NET Compact Framework Application Adaptation

The customer's existing .NET Compact Framework application, embodying their industrial control logic developed over multiple product generations, was analysed for platform-specific dependencies before the adaptation work began. Hardware interface calls tied to the legacy platform's specific driver model were identified and remapped to equivalent interfaces on the new CE 2013 BSP. Timing-sensitive sections of the application were profiled on the Allwinner A20 platform to identify any execution timing differences relative to the legacy hardware, with adjustments made where necessary to preserve control loop timing behaviour. The core control logic, PLC ladder logic execution, alarm management, trend logging, and operator interface behaviour, was preserved without modification throughout the adaptation process.

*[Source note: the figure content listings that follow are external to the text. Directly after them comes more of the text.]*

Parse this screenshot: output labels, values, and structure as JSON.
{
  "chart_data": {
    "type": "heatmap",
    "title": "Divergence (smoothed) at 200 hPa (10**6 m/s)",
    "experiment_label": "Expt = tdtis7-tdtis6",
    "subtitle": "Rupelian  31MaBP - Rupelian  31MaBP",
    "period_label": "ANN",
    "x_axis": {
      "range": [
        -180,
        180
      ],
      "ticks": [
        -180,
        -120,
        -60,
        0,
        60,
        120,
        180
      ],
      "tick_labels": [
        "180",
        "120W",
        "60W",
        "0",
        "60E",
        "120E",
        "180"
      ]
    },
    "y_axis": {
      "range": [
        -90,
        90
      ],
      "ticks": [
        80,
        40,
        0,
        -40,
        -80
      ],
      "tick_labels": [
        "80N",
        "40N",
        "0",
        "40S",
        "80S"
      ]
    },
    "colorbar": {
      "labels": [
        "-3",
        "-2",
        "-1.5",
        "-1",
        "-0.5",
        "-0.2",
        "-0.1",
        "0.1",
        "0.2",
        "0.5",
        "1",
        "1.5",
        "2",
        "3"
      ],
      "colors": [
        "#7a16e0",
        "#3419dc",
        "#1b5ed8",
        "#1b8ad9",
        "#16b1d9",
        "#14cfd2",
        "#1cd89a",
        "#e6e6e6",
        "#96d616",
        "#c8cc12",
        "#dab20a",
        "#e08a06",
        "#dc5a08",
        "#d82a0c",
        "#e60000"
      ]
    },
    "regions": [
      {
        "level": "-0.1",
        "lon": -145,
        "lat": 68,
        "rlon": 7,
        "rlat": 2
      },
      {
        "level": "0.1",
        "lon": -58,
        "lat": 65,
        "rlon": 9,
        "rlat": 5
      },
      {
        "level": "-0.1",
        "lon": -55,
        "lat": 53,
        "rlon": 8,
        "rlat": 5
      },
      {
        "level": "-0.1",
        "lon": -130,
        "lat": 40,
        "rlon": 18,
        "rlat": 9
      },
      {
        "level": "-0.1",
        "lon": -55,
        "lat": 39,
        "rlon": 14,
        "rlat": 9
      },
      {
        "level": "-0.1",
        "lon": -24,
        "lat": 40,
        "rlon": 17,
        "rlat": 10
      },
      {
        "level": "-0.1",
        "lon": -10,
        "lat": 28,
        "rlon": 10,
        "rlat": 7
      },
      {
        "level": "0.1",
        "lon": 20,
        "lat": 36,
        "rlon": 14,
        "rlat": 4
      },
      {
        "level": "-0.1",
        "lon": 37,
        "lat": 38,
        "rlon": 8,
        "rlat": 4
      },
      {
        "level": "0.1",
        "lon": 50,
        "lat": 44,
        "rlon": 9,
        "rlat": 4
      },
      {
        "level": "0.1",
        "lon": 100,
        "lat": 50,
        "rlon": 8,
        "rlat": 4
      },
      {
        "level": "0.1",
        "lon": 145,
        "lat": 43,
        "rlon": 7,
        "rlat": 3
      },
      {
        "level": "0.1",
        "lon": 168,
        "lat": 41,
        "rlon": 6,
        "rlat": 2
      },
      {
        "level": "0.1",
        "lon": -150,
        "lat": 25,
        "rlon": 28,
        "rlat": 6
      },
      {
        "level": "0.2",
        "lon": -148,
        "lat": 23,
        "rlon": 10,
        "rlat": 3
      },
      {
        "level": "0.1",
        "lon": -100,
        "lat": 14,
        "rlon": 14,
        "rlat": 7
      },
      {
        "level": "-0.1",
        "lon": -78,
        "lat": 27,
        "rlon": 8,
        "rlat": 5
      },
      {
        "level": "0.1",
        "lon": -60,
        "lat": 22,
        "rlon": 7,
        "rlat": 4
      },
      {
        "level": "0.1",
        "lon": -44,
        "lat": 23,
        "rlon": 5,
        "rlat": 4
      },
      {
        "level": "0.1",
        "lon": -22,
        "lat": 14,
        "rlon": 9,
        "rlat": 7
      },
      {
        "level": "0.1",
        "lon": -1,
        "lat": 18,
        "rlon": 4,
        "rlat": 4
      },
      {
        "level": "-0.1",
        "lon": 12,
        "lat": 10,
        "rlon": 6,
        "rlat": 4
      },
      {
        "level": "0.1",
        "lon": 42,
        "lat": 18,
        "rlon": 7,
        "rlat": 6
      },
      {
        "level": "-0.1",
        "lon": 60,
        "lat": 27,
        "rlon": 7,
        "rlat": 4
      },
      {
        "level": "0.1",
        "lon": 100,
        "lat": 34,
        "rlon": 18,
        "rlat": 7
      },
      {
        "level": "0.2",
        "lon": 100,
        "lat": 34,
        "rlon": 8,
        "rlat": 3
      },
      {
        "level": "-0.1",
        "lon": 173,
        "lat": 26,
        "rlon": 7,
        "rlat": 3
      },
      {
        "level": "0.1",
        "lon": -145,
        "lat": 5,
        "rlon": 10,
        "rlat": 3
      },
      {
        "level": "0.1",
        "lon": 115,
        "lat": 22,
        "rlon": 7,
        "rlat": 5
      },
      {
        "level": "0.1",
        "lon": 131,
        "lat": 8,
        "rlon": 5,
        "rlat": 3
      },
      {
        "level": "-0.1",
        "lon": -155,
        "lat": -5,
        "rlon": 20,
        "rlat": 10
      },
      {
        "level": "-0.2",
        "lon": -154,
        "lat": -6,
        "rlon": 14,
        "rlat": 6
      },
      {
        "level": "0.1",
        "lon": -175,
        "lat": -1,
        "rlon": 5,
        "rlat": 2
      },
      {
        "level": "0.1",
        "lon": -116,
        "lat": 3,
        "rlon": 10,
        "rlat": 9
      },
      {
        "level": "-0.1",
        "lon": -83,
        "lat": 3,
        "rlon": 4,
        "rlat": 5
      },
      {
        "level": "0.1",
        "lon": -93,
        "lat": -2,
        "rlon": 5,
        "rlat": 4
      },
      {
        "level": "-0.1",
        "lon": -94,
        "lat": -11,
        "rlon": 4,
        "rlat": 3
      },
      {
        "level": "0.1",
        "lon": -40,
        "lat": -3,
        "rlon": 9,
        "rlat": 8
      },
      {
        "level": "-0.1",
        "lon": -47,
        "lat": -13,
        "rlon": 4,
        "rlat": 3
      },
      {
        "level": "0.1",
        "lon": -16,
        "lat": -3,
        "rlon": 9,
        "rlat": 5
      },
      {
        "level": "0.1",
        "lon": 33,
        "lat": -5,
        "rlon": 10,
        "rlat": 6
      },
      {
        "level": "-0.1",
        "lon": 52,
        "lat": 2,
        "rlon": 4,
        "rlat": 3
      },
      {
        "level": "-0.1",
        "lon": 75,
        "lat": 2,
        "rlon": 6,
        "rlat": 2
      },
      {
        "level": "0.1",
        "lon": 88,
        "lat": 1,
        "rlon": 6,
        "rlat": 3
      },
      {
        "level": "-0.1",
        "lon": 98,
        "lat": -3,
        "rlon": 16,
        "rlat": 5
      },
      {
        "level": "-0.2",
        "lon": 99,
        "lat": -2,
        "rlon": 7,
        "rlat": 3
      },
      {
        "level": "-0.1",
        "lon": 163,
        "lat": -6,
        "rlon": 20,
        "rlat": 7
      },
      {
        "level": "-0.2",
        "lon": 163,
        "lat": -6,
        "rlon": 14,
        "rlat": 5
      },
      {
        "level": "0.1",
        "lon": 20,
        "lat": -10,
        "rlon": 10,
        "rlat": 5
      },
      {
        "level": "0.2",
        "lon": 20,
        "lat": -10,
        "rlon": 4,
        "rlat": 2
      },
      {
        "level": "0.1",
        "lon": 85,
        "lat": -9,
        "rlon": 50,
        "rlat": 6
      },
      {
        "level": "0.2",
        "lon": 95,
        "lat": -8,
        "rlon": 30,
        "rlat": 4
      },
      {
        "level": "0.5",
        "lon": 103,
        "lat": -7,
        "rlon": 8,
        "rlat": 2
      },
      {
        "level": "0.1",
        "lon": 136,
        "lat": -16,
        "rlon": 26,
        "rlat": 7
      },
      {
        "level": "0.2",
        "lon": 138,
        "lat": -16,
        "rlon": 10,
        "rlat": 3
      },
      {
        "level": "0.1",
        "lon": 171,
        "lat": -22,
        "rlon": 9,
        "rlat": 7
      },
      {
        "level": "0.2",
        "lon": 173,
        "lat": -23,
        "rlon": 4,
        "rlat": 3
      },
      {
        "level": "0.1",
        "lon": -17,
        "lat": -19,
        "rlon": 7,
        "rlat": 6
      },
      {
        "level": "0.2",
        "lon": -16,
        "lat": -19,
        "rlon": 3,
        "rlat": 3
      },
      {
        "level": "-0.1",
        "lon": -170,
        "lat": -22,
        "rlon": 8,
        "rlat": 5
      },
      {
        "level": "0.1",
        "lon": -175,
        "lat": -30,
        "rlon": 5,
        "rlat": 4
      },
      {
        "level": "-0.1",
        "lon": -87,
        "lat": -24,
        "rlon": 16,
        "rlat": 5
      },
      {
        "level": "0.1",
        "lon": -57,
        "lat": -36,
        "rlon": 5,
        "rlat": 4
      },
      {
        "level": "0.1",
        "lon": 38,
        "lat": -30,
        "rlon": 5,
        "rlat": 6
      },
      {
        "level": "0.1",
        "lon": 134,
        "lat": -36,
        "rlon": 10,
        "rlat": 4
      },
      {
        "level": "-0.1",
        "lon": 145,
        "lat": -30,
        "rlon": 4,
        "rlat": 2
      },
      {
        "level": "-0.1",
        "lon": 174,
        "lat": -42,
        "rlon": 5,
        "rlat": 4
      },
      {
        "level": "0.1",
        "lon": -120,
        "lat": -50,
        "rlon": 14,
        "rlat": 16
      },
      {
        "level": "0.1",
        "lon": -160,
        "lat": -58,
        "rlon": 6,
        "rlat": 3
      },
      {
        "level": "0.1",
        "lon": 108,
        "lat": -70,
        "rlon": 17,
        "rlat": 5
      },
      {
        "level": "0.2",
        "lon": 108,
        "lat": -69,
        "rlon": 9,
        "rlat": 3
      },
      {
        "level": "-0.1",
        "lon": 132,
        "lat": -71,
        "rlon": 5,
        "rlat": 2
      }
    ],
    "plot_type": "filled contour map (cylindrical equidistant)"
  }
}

The adapted application was validated against the functional specification of the legacy system, with particular attention to analog I/O scaling and calibration, digital I/O response timing, Modbus communication behaviour, and HMI display correctness. The validated application was then packaged for deployment on the production hardware.

Benefits

• Production-quality dual-core BSP - Complete Windows Embedded Compact 2013 BSP utilising both Allwinner A20 Cortex-A7 cores, with real-time I/O and control functions separated from HMI and communication tasks for optimal load distribution
• Full industrial I/O coverage - 8 digital inputs, 8 digital outputs, 4 analog inputs, and 4 analog outputs with industrial signal conditioning supporting standard 4-20mA and 0-10V field instrument interfaces
• Preserved .NET application investment - Existing .NET Compact Framework control application adapted and validated on the new platform without modification to core control logic, protecting years of accumulated industrial automation software development
• Modbus RTU and Ethernet connectivity - RS485 Modbus RTU for field device integration and Ethernet for supervisory system connectivity covering the standard industrial network requirements of the PLC application
• Cost-effective platform migration - Modern dual-core Allwinner A20 SoC delivers significantly greater processing capability than the legacy hardware at a competitive Bill of Materials cost, extending the product's competitive lifespan

Conclusion

This Windows Embedded Compact 2013 BSP project demonstrates Embien's capability to deliver production-quality OS porting and BSP development for industrial automation applications, combining deep Windows CE platform expertise with the domain knowledge required to address the specific reliability, I/O, and connectivity requirements of industrial PC hardware. By enabling the customer's field-proven .NET Compact Framework application on a modern dual-core SoC platform through careful adaptation rather than rewrite, Embien delivered both a hardware platform upgrade and a preserved software investment, a combination that significantly reduced the customer's migration risk and time to market. This engagement was the beginning of a longer technology partnership, with the customer subsequently migrating from Windows CE to Linux,a journey that Embien supported through the next phase of their platform evolution.